Carmen Patrícia C. Nogueira disse:
26 de dezembro de 2010 às 15:11

Sem deixar de parabenizar o excelente artigo, apenas quero manifestar minha opinião:
Ao ver as coisas erradas, vamos até à origem do mal, que é o egoismo.
a) Egoismo dos pais, que só se preocupam consigo mesmos e não olham para os filhos, não têm amor para eles;
b) Egoismo de maus governantes, que não investem num ensino público de qualidade.
Como ensina a milenar sabedoria judaíca, a origem de todo o mal começa no egoismo.

Chico Bueno disse:
26 de dezembro de 2010 às 17:31

A transformação por que passa a sociedade tem levado o ser humano à deformação. Por isso, não há dúvida de que a formação dos filhos é responsabilidade dos pais. À escola cabe apenas a informação.

Le Roy Soleil disse:
26 de dezembro de 2010 às 21:12

Concordo "in totum" com a didática manifestação do Dr. Vladimir. Os primeiros professores são os pais. A eles incumbe ensinar os valores elementares da vida, o que é certo, o que é errado, o respeito ao próximo, enfim, cabe aos pais preparar a criança para o mundo fora de casa. À escola incumbe complementar e reforçar esses ensinamentos, além de a eles agregar o conhecimento científico. Portanto, quando uma criança chega à escola, presume-se que já está devidamente "socializada", ou seja, preparada para a convivência com seus semelhantes, e que tenha um mínimo de discernimento acerca do que é certo ou errado.

Ramiro. disse:
27 de dezembro de 2010 às 01:32

É função dos pais educar, mas a escola derrapou feio. deixo de graça para os pais dos alunos, se lerem este espaço, acórdão para levar o processo ao STJ pela divergência jurisprudencial, visto ser acórdão do TJRS, basta o cotejo analítico e sobe nem que seja no agravo. Não é violando a lei que se resolve o problema.
REEXAME NECESSÁRIO, SÉTIMA CÂMARA CÍVEL
Nº 70025142720, COMARCA DE OSÓRIO
"Trata-se de reexame necessário apresentado pela Juíza de Direito da Vara da Infância e Juventude da Comarca de Osório, relativamente à sentença que, nos autos do mandado de segurança impetrado por Rafael G. B., representado por sua genitora Simone S. G., contra ato praticado pelo Diretor da Escola Estadual de Ensino Médio Albatroz, concedeu a segurança, a fim de anular o ato de expulsão do impetrante e determinar à autoridade coatora que providencie meios para que este conclua a 1ª série do Ensino Médio.
(...)Na inicial, alegou o impetrante que foi aluno da Escola Albatroz até outubro de 2007, quando foi expulso por ter discutido com o professor de matemática dentro da sala de aula. Sustenta ter sido injusta a expulsão, visto que procedida sem que fosse possibilitada a ampla defesa e sem instauração de procedimento administrativo competente. Aduziu que, em razão da expulsão, está impedido de freqüentar a escola,"
(...)O Ministério Público manifestou-se pela concessão da segurança.
Sobreveio sentença, concedendo em parte a segurança, para anular o ato de expulsão do impetrante e determinar à autoridade coatora que providenciasse meios de proporcionar ao adolescente a conclusão da 1ª série do Ensino Médio.(...)"
Uma pergunta, o Ministério Público do RS opinou por meio de um idiota? Provas muito mais robustas, expulsão anulada.

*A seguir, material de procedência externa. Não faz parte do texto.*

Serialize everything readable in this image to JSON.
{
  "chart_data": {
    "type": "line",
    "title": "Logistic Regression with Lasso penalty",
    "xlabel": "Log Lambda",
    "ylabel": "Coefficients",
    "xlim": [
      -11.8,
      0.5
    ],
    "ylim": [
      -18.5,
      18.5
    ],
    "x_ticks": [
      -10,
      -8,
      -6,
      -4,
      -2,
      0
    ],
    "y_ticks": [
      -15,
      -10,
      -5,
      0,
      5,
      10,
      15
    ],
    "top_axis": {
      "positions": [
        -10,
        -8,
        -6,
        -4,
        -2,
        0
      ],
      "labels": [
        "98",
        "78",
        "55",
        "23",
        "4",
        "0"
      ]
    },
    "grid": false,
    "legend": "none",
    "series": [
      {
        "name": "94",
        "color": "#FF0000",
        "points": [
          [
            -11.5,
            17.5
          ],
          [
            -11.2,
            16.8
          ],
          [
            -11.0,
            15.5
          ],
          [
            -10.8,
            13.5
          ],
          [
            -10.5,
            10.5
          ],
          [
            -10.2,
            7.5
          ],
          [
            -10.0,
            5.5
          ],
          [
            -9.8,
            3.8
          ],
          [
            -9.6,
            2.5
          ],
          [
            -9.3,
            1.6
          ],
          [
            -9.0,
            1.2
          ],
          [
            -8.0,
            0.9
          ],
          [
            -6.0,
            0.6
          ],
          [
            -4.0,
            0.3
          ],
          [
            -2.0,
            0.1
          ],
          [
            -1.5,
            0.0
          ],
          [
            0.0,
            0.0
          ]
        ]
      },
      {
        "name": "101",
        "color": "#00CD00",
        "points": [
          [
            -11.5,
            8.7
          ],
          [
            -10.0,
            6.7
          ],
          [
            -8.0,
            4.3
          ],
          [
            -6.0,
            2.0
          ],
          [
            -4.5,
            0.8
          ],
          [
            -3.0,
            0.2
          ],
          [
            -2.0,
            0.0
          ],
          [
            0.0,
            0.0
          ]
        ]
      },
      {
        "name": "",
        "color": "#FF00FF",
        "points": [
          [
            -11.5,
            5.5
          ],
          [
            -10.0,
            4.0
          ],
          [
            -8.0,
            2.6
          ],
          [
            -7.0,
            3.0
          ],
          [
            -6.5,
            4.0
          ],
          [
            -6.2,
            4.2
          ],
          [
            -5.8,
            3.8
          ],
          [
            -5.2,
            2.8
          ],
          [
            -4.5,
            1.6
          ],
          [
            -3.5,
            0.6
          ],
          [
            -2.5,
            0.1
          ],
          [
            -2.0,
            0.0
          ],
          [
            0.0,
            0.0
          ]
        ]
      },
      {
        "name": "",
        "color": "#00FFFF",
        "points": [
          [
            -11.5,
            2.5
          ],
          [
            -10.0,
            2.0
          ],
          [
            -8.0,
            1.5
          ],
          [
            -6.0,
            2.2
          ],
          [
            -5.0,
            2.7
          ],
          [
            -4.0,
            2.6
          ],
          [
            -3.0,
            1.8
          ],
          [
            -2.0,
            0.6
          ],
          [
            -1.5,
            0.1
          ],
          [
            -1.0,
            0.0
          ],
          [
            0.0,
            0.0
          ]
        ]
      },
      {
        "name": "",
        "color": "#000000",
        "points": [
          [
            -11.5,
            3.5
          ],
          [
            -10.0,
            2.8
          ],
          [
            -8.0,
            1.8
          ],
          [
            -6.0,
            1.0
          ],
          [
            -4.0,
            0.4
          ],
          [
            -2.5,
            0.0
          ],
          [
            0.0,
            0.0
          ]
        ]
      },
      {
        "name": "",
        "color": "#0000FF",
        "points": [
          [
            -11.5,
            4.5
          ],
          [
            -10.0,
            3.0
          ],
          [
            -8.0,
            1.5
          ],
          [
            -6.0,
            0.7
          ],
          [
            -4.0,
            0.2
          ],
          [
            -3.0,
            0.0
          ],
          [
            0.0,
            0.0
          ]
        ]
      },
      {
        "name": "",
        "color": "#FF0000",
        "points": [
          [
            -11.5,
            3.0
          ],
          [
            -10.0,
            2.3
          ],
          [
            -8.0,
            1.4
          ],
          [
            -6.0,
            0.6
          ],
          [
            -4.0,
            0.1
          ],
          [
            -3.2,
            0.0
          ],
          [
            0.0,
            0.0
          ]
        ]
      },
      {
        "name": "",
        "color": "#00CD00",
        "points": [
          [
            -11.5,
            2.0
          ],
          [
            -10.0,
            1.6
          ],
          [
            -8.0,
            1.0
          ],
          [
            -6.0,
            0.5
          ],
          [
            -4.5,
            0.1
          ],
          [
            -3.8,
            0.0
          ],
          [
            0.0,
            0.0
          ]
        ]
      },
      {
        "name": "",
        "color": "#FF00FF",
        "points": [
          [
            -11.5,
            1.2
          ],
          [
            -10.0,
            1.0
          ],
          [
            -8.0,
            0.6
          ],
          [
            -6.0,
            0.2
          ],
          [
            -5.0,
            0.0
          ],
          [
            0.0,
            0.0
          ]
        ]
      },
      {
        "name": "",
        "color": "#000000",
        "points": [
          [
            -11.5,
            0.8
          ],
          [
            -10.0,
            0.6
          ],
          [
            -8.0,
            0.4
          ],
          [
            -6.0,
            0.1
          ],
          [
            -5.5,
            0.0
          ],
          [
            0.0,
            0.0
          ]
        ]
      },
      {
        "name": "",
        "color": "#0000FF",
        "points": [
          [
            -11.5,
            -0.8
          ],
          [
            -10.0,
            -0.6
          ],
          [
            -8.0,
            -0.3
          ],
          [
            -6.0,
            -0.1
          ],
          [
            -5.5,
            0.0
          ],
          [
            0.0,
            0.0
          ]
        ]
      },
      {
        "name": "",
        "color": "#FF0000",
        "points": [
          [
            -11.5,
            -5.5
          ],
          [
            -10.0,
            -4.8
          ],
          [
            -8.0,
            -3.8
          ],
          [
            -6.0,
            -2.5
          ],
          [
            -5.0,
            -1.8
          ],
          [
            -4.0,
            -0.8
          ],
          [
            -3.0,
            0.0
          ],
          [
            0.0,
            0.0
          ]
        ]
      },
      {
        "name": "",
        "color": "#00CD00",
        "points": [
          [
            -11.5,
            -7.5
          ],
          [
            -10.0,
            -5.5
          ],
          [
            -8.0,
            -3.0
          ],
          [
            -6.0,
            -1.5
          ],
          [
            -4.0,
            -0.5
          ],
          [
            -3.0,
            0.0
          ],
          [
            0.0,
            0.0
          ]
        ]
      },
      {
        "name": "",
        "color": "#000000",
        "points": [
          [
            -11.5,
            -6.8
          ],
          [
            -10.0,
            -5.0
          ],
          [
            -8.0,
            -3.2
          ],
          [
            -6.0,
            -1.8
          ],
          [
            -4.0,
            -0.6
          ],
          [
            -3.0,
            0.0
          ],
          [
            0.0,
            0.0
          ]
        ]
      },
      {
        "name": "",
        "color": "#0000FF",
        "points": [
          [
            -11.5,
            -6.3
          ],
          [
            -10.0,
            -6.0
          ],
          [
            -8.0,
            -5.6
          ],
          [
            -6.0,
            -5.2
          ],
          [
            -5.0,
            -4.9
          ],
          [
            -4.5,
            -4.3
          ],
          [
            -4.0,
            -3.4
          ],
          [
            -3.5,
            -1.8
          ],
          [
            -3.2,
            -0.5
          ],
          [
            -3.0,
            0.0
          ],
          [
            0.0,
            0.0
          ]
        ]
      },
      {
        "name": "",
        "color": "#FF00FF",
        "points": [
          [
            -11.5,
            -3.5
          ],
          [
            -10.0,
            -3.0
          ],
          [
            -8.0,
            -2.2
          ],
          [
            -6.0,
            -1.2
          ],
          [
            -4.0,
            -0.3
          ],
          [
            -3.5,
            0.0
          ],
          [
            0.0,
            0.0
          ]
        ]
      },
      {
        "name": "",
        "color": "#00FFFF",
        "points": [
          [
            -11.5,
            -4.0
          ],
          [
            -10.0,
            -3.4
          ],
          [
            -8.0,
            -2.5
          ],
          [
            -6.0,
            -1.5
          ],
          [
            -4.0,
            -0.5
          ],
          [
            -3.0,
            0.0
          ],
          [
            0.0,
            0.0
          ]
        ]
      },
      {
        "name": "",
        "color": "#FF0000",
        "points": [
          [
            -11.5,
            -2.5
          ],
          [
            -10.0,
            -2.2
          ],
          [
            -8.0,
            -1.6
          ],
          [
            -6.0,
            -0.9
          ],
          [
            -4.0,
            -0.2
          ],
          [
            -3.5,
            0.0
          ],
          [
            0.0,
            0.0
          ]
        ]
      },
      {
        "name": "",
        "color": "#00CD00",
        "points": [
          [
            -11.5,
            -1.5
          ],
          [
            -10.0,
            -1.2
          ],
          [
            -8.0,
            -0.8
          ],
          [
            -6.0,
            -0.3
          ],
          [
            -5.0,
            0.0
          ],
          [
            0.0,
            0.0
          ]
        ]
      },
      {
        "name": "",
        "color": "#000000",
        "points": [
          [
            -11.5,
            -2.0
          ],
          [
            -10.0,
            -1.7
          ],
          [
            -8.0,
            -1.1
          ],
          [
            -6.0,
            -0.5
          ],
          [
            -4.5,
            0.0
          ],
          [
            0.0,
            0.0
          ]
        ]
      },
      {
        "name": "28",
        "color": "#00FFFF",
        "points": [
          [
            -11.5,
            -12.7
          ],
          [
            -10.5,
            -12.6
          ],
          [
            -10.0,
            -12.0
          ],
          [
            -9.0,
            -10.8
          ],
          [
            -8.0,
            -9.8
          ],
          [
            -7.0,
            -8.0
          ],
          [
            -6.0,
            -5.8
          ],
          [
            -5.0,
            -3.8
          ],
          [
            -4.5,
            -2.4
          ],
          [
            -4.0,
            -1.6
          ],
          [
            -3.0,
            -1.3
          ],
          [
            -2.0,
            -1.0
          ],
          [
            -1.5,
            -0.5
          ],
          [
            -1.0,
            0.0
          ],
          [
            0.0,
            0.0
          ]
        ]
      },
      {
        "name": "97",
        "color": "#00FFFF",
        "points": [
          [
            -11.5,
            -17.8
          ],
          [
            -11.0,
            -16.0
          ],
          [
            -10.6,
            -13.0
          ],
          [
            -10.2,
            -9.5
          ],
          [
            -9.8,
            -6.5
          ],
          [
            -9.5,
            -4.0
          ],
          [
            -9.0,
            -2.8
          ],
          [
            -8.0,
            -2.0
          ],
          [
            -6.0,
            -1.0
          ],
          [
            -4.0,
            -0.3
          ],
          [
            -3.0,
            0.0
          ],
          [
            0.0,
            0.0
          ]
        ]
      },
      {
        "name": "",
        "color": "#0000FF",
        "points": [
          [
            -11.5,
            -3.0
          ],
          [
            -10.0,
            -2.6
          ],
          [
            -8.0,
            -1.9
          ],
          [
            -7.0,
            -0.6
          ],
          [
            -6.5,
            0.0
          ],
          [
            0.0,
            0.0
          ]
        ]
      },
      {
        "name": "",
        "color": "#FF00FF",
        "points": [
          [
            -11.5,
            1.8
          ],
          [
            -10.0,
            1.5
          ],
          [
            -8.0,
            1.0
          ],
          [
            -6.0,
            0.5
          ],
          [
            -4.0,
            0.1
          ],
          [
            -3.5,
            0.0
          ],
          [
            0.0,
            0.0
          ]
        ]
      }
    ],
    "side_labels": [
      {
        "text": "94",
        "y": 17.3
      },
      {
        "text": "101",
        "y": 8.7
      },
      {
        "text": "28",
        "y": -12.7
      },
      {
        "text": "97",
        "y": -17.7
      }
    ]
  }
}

Olympio B. dos S. Neto disse:
27 de dezembro de 2010 às 02:53

Também concordo com o articulista os pais tem o dever de educar e não podem depositar uma criança na escola e esperar que esta substitua o seu papel. Se os pais estivessem mais conscientes de seu papéis talvez estivéssemos vivendo em uma sociedade muito melhor.